Par ailleurs, ces dirigeants ne "se trompent pas d'adversaire" en "ciblant leurs attaques sur le dalaï-lama", comme le pense l'auteur. La stratégie d'une "voie du milieu" [5] et d'une résistance non-violente du hiérarque tibétain, en conformité avec sa vision bouddhiste et gandhienne, est plus embarrassante qu'une guérilla perdue d'avance. Le porte-parole du Ministère chinois de la Sécurité ne s'y trompe pas, lui qui annonçait récemment que les "indépendantistes tibétains" s'apprêtaient à commettre des "attentats suicide". Le leadership chinois est-il en train de préparer le terrain à une "Benladenisation" de ceux qui, au Tibet ou en exil, réclament plus de liberté pour leurs compatriotes ?

[1] Pierre Defraigne, Un boycott injuste et dangereux.

[2] C'est en 1965 que la "région autonome du Tibet", représentant la moitié du Tibet historique, a été officialisée, ce qui est tout différent.
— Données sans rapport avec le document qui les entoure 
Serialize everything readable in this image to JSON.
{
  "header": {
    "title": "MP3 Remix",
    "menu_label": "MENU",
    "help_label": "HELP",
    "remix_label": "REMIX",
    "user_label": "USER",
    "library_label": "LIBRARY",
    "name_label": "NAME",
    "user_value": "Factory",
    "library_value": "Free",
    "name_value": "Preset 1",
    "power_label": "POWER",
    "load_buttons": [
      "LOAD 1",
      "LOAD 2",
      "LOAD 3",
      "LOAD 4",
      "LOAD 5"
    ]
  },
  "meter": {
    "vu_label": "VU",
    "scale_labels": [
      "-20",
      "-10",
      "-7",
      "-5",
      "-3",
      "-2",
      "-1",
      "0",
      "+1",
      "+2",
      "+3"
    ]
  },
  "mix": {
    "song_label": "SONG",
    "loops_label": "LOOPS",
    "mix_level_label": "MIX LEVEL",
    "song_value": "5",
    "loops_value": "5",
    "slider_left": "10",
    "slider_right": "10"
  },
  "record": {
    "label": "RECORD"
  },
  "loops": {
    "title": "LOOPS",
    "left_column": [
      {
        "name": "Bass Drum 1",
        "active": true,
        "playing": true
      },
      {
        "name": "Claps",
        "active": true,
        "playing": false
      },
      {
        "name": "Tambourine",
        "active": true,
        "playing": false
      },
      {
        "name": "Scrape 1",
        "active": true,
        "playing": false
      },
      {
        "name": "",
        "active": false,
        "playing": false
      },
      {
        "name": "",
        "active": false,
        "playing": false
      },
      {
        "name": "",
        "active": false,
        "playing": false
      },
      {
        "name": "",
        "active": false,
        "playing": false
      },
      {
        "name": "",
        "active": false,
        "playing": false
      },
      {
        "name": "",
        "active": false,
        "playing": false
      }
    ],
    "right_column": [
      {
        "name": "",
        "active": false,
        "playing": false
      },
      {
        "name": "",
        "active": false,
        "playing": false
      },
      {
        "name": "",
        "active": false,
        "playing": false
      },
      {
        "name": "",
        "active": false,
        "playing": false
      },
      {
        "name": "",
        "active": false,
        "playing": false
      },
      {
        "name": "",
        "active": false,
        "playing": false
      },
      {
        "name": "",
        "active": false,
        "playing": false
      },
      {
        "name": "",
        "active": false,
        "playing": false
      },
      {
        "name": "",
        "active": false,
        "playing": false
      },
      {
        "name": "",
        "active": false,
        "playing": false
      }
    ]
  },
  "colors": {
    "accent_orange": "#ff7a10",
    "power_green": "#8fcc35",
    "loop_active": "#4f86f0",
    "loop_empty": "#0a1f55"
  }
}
[3] Début de la déclaration d'indépendance du 13e dalaï-lama, le 14 février 1913 : "Au temps de Gengis Khan et d'Altan Khan des Mongols, de la dynastie Ming des Chinois et de la dynastie Qing des Mandchous, le Tibet et la Chine ont coopéré sur la base de la relation religieux-protecteur. Il y a quelques années, les autorités chinoises au Sichuan et au Yunnan se sont efforcées de coloniser notre pays [...]. Par conséquent, j'ai quitté Lhassa avec mes ministres [...] espérant par télégraphe rendre clair à l'empereur mandchou que la relation existant entre le Tibet et la Chine avait été celle de religieux-protecteur, qu'elle n'avait pas été fondée sur la subordination de l'un à l'autre". (voir Laurent Deshayes, Histoire du Tibet, Fayard 1997)

[4] Voir à ce sujet l'ouvrage de d'Anne-Marie Blondeau et Katia Buffetrille, Le Tibet est-il chinois ?, Albin Michel, 2002.

[5] Version actualisée de la relation "Chö-yön". Le Tibet aurait un gouvernement autonome, et la Chine garderait le contrôle des relations extérieures. (Laurent Deshayes, Histoire du Tibet).